Der Tonwechsel erfolgte, nachdem Beamte einiger der engsten Partner der Ukraine signalisiert hatten, dass seine öffentliche Kritik möglicherweise zu weit gegangen sei.

„An dieser Stelle muss man vorsichtig sein“, sagte der britische Verteidigungsminister Ben Wallace. „Ob es einem gefällt oder nicht, die Menschen wollen Dankbarkeit sehen.“

Kiew, betonte der britische Politiker, habe in Vilnius tatsächlich Fortschritte erzielt.

„Der Sieg der Ukraine hier ist die Art der kulturellen Akzeptanz, dass die Ukraine zur NATO gehört“, sagte Wallace. „Das Wort ‚gehört‘ impliziert Schicksal, impliziert, dass es passieren wird. Es ist kein Wenn, es ist ein Wann.“

Hochrangige Politiker in Vilnius räumten ein, dass die Ukraine nicht genau das bekommen habe, was sie wollte, argumentierten jedoch, dass Kiew immer noch mit erheblicher Unterstützung nach Hause gehe.

„Es ist ein ziemlich großer Schritt“, sagte Islands Premierministerin Katrín Jakobsdóttir am Mittwoch gegenüber POLITICO. „Aber ich kann auch verstehen, dass ich, nachdem ich nach Kiew gereist bin und gesehen habe, was dort vor sich geht, sehr gut verstehen kann, dass sie ungeduldig sind.“

Selenskyj steht wegen des Angebots, das er aus Vilnius mitbringt, innenpolitischem und wirtschaftlichem Druck gegenüber.

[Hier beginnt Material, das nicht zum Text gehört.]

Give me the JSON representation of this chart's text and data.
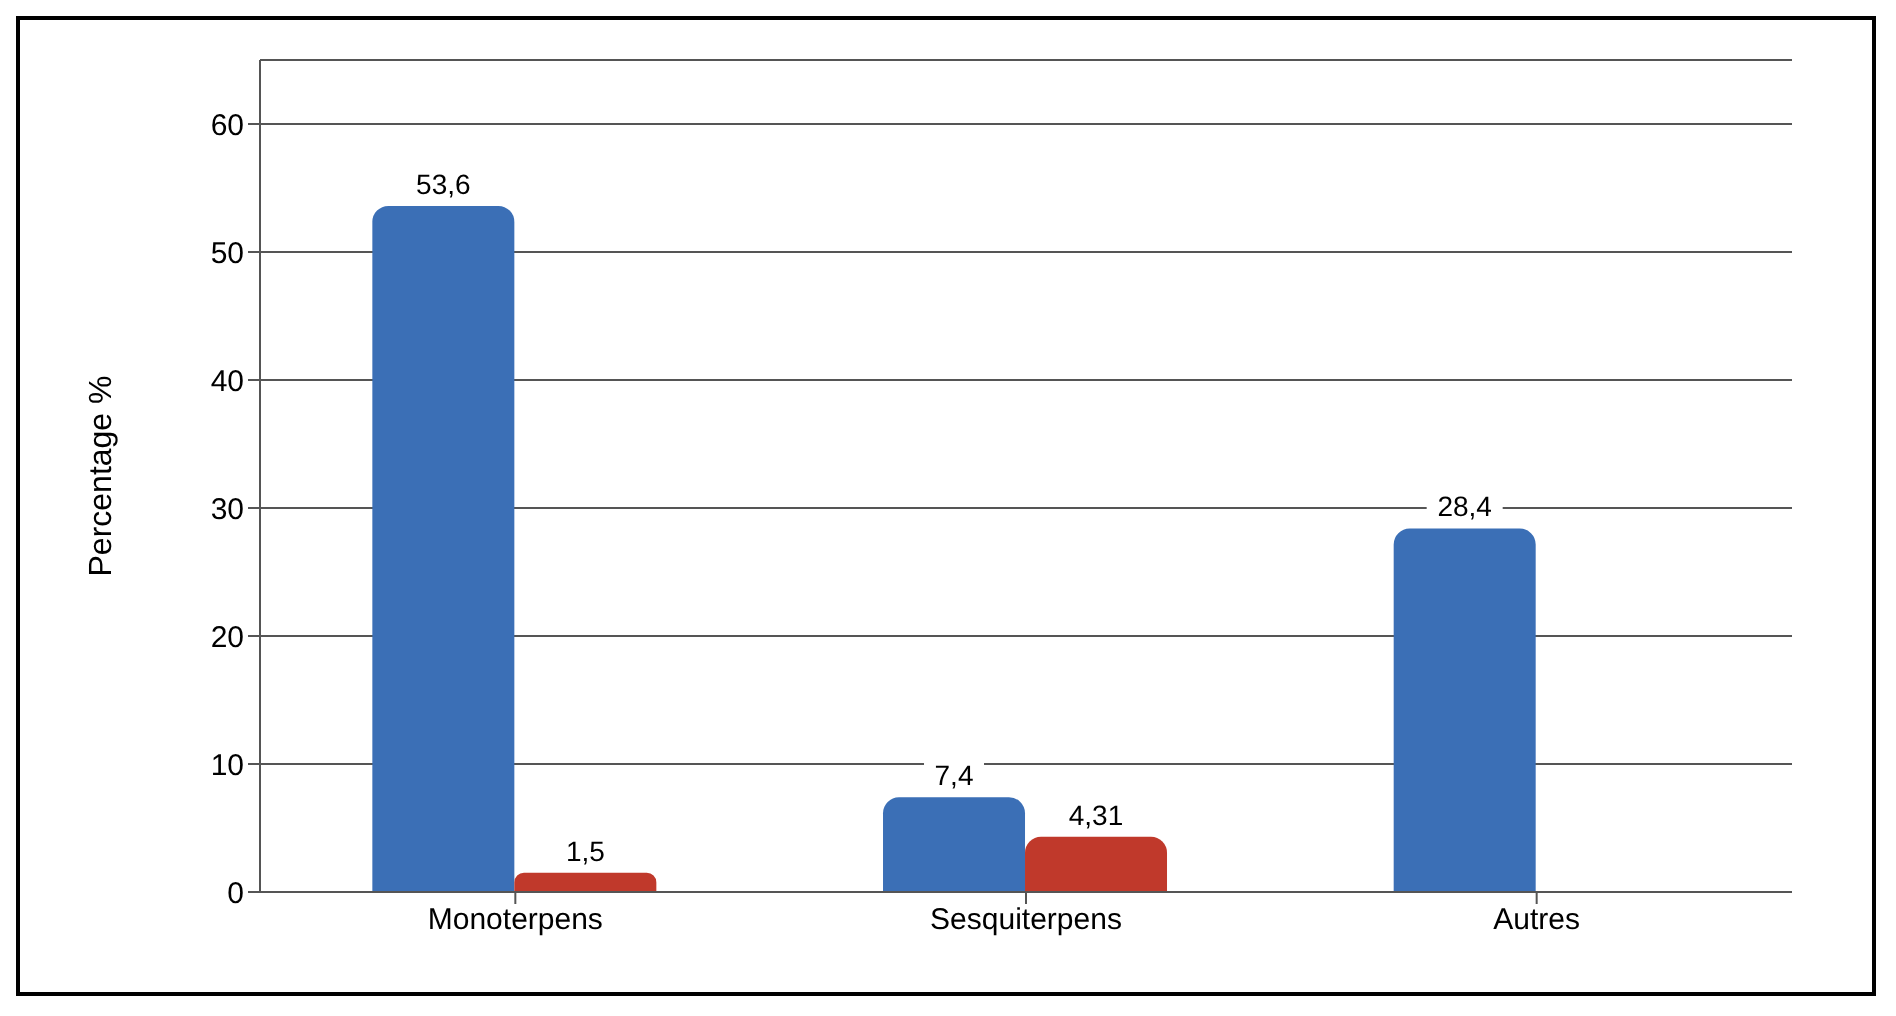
{
  "chart_data": {
    "type": "bar",
    "ylabel": "Percentage %",
    "categories": [
      "Monoterpens",
      "Sesquiterpens",
      "Autres"
    ],
    "series": [
      {
        "color": "#3b6fb6",
        "values": [
          53.6,
          7.4,
          28.4
        ],
        "value_labels": [
          "53,6",
          "7,4",
          "28,4"
        ]
      },
      {
        "color": "#c0392b",
        "values": [
          1.5,
          4.31,
          null
        ],
        "value_labels": [
          "1,5",
          "4,31",
          null
        ]
      }
    ],
    "ylim": [
      0,
      65
    ],
    "yticks": [
      0,
      10,
      20,
      30,
      40,
      50,
      60
    ],
    "grid": "y",
    "legend": false
  }
}
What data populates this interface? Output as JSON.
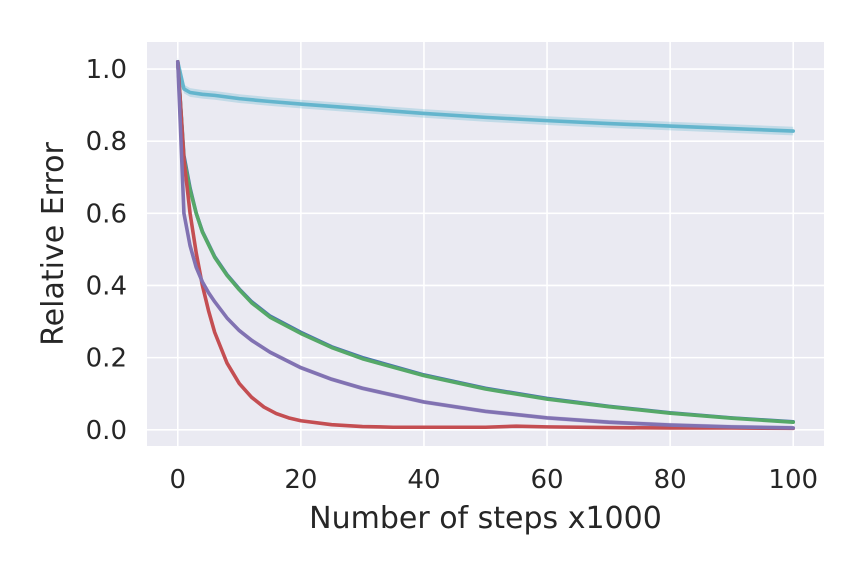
{
  "chart_data": {
    "type": "line",
    "title": "",
    "xlabel": "Number of steps x1000",
    "ylabel": "Relative Error",
    "xlim": [
      -5,
      105
    ],
    "ylim": [
      -0.045,
      1.075
    ],
    "xticks": [
      0,
      20,
      40,
      60,
      80,
      100
    ],
    "xtick_labels": [
      "0",
      "20",
      "40",
      "60",
      "80",
      "100"
    ],
    "yticks": [
      0.0,
      0.2,
      0.4,
      0.6,
      0.8,
      1.0
    ],
    "ytick_labels": [
      "0.0",
      "0.2",
      "0.4",
      "0.6",
      "0.8",
      "1.0"
    ],
    "grid": true,
    "background": "#eaeaf2",
    "gridcolor": "#ffffff",
    "series": [
      {
        "name": "cyan",
        "color": "#64b5cd",
        "band": 0.012,
        "x": [
          0,
          1,
          2,
          4,
          6,
          10,
          15,
          20,
          30,
          40,
          50,
          60,
          70,
          80,
          90,
          100
        ],
        "y": [
          1.02,
          0.945,
          0.935,
          0.93,
          0.927,
          0.918,
          0.91,
          0.903,
          0.89,
          0.877,
          0.866,
          0.857,
          0.849,
          0.842,
          0.835,
          0.828
        ]
      },
      {
        "name": "blue",
        "color": "#4c72b0",
        "band": 0.0,
        "x": [
          0,
          1,
          2,
          3,
          4,
          6,
          8,
          10,
          12,
          15,
          20,
          25,
          30,
          40,
          50,
          60,
          70,
          80,
          90,
          100
        ],
        "y": [
          1.02,
          0.76,
          0.67,
          0.6,
          0.55,
          0.48,
          0.43,
          0.39,
          0.355,
          0.315,
          0.27,
          0.23,
          0.2,
          0.152,
          0.115,
          0.087,
          0.065,
          0.047,
          0.033,
          0.022
        ]
      },
      {
        "name": "green",
        "color": "#55a868",
        "band": 0.0,
        "x": [
          0,
          1,
          2,
          3,
          4,
          6,
          8,
          10,
          12,
          15,
          20,
          25,
          30,
          40,
          50,
          60,
          70,
          80,
          90,
          100
        ],
        "y": [
          1.02,
          0.75,
          0.665,
          0.6,
          0.548,
          0.478,
          0.428,
          0.388,
          0.352,
          0.312,
          0.267,
          0.228,
          0.197,
          0.15,
          0.113,
          0.085,
          0.064,
          0.046,
          0.032,
          0.021
        ]
      },
      {
        "name": "red",
        "color": "#c44e52",
        "band": 0.0,
        "x": [
          0,
          1,
          2,
          3,
          4,
          5,
          6,
          8,
          10,
          12,
          14,
          16,
          18,
          20,
          25,
          30,
          35,
          40,
          50,
          55,
          60,
          70,
          80,
          90,
          100
        ],
        "y": [
          1.02,
          0.75,
          0.6,
          0.49,
          0.4,
          0.33,
          0.27,
          0.185,
          0.128,
          0.09,
          0.063,
          0.045,
          0.033,
          0.025,
          0.014,
          0.009,
          0.007,
          0.007,
          0.007,
          0.01,
          0.008,
          0.006,
          0.005,
          0.005,
          0.004
        ]
      },
      {
        "name": "purple",
        "color": "#8172b2",
        "band": 0.006,
        "x": [
          0,
          1,
          2,
          3,
          4,
          5,
          6,
          8,
          10,
          12,
          15,
          20,
          25,
          30,
          40,
          50,
          60,
          70,
          80,
          90,
          100
        ],
        "y": [
          1.02,
          0.6,
          0.51,
          0.45,
          0.41,
          0.38,
          0.355,
          0.31,
          0.275,
          0.248,
          0.215,
          0.172,
          0.14,
          0.115,
          0.077,
          0.051,
          0.033,
          0.021,
          0.013,
          0.008,
          0.005
        ]
      }
    ]
  }
}
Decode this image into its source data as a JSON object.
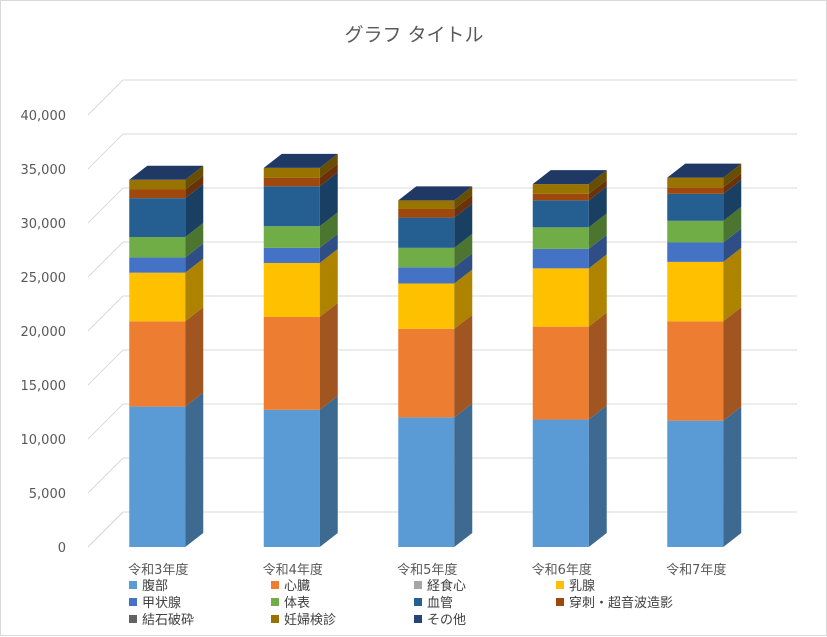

Einige ukrainische Ökonomen befürchten, dass nur die NATO-Mitgliedschaft die nötige Sicherheit bieten wird, um Investitionen für den Wiederaufbau des Landes anzuziehen.

„Nur ein klares Signal für den NATO-Beitritt der Ukraine könnte eine echte Sicherheitsgarantie für große Investitionen im Land sein. Leider wurde der Ukraine gestern mitgeteilt, dass die NATO Angst habe, ein solches Signal zu geben“, sagte Hlib Vyshlinsky, Geschäftsführer des Center for Economic Strategy, einer Denkfabrik mit Sitz in Kiew. „Dies birgt die reale Gefahr, die Ukraine in eine unterentwickelte, schwache Grauzone und eine ständige Bedrohung für die Sicherheit Europas zu verwandeln.“

Aber es besteht auch Realismus darüber, was die westlichen Verbündeten anbieten könnten, während die Ukraine gegen russische Truppen kämpft.

„Die NATO-Staaten haben zugestimmt, das MAP für die Ukraine aufzuheben. Das wird den Beitritt der Ukraine zur NATO nach dem Krieg erheblich vereinfachen. Und das ist ein Plus. Das ist das Beste, was wir zu diesem Zeitpunkt bekommen konnten. Einfach, wenn man von der Realität ausgeht und nicht von Wünschen und magischem Denken“, schrieb Sergey Fursa, stellvertretender Direktor der in Kiew ansässigen Dragon Capital Investment Company, in einem Facebook-Beitrag.

Laura Kayali, Cristina Gallardo und Hans von der Burchard berichteten aus Vilnius, Veronika Melkozerova aus Kiew.